In R v G and others [Southwark Crown Court – concluded April 2009], the defendant faced trial for conspiracy to defraud. He was accused of involvement in a “boiler room” share sales fraud. There were subsidiary counts against him on the indictment alleging conspiracy to contravene Sections 19 and 23, and Sections 21 and 25 of the Financial Services and Markets Act 2000 [FSMA], and of money laundering the proceeds of the enterprise [s.328]. Three other defendants had entered acceptable pleas to those subsidiary counts, and the conspiracy to defraud had been left on the file against them.
G was in due course acquitted of conspiracy to defraud. He was, however, convicted of the FSMA conspiracies, and of money laundering. Thus, he had been cleared of dishonesty, but convicted of the regulatory offences of “unlicensed dealing”, and of money laundering the proceeds of that criminal conduct.
The maximum sentence for the FSMA offences was two years imprisonment [see FSMA S.23[1][b] and S.25[1][b] and the Criminal Law Act 1977 S.3.] The two FSMA offences were charged in separate counts to avoid any danger of duplicity, but charged an identical course of conduct.
In mitigation, G argued that the sentence for the money laundering offence should be concurrent with that for the FSMA offences, since the receipt of monies from clients was part and parcel of the FSMA offences, and he was money laundering the proceeds of his own crimes. Further, it was submitted that since the maximum sentence for the FSMA offences was two years, any concurrent sentence for money laundering must not exceed that maximum. The analogy was drawn with the thief who inevitably handles his own stolen goods.
It was submitted that the authorities made clear that unless there were exceptional circumstances, where a defendant was to be sentenced for money laundering the proceeds of his own crimes, the sentence should be concurrent to the sentence for the antecedent offence, and that if there were exceptional circumstances justifying a consecutive sentence, there must be still be a degree of proportionality between that consecutive sentence and the sentence for the antecedent offence. In no circumstances should a sentence for money laundering, concurrent or consecutive, exceed the maximum available for the antecedent offence. Whilst an offence contrary to s.328 of the Proceeds of Crime Act carries a maximum sentence of fourteen years imprisonment, that is simply because of the wide variety of antecedent offences that may lead to the money laundering. A proportionality of sentence between the antecedent offence and money laundering must be preserved. [ See R v Greenwood [1995] 16 Cr App R [S] 614; R v Basra [2002] 2 Cr App R [S] 100 [at p.469]; R v Brown [2007] EWCA Crim 1798; R v Bell [2008] EWCA Crim 3211, and Archbold 2009 para.33-30]

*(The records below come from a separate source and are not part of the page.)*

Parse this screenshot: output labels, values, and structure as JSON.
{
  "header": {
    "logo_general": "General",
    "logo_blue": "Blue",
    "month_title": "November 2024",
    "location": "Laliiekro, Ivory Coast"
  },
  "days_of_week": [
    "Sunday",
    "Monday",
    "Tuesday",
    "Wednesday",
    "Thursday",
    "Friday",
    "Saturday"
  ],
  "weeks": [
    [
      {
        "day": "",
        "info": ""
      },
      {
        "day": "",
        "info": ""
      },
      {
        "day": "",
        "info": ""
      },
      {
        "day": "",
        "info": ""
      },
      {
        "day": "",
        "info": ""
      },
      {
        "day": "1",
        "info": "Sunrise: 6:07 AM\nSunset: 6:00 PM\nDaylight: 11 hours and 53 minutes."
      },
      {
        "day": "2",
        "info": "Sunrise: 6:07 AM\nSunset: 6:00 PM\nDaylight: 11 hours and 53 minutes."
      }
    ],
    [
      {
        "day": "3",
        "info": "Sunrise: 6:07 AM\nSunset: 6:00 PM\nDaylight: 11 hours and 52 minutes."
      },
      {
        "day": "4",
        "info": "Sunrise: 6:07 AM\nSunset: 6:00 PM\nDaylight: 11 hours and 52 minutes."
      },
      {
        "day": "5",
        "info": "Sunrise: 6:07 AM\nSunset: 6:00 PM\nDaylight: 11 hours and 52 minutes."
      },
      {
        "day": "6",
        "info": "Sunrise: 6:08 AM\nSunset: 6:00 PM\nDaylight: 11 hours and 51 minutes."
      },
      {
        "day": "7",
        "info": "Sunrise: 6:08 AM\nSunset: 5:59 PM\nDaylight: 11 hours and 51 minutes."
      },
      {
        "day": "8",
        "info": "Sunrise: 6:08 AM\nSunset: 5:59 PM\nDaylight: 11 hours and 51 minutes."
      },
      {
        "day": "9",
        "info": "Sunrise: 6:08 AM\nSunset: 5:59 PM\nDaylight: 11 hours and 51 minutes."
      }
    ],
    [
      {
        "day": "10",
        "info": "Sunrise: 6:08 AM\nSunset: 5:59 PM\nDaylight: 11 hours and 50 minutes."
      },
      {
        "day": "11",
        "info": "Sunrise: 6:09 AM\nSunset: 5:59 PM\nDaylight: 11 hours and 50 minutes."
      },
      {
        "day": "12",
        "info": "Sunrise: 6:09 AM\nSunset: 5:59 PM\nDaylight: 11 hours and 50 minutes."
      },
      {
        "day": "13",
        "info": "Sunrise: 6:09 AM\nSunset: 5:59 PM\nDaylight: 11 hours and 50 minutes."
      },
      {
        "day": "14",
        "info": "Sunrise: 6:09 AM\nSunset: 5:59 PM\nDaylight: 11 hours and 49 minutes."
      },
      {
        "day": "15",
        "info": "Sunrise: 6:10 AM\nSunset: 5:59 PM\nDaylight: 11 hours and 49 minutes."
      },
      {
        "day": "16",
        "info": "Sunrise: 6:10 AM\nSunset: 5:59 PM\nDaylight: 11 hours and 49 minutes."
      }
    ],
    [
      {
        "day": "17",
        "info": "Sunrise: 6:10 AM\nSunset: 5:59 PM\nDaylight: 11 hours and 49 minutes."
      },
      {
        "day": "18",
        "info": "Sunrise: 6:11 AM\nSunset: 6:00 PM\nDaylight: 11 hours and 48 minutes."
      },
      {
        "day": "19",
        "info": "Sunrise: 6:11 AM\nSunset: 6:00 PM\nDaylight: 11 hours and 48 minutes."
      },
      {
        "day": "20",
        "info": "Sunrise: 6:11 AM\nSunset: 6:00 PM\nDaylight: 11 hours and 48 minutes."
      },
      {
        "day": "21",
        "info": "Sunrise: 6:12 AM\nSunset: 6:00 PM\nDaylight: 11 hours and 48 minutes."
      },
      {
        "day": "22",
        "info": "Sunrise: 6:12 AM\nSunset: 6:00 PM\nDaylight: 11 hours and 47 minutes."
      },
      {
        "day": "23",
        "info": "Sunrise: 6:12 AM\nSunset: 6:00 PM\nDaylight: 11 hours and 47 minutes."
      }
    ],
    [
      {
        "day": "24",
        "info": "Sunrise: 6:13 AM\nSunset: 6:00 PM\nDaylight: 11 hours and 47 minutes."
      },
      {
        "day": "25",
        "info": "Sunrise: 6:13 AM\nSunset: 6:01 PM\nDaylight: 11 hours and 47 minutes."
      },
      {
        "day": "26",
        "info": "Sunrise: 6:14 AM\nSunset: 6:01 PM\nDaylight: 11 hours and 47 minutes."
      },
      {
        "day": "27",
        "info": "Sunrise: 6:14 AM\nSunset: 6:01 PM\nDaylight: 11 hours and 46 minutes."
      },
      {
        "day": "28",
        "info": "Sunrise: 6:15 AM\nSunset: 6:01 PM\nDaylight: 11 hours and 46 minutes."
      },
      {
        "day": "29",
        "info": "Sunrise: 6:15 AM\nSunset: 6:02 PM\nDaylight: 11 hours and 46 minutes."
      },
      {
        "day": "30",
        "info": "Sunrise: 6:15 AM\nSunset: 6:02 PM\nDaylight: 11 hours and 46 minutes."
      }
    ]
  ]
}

The Learned Judge sentenced G to eighteen months imprisonment for the FSMA offences [the “antecedent” offence]. He sentenced G to four years imprisonment for the s.328 offence of money laundering, and made that sentence consecutive, making a sentence of five and a half years in total.
Application has been made to the Court of Appeal for leave to appeal the sentence.
However, this decision sounds a cautionary note for those who regard money laundering counts tacked on to the end of an indictment as being merely a “make weight” for the purposes of confiscation. If G’s appeal fails, then a rash of hefty sentences for similar money laundering counts may be expected.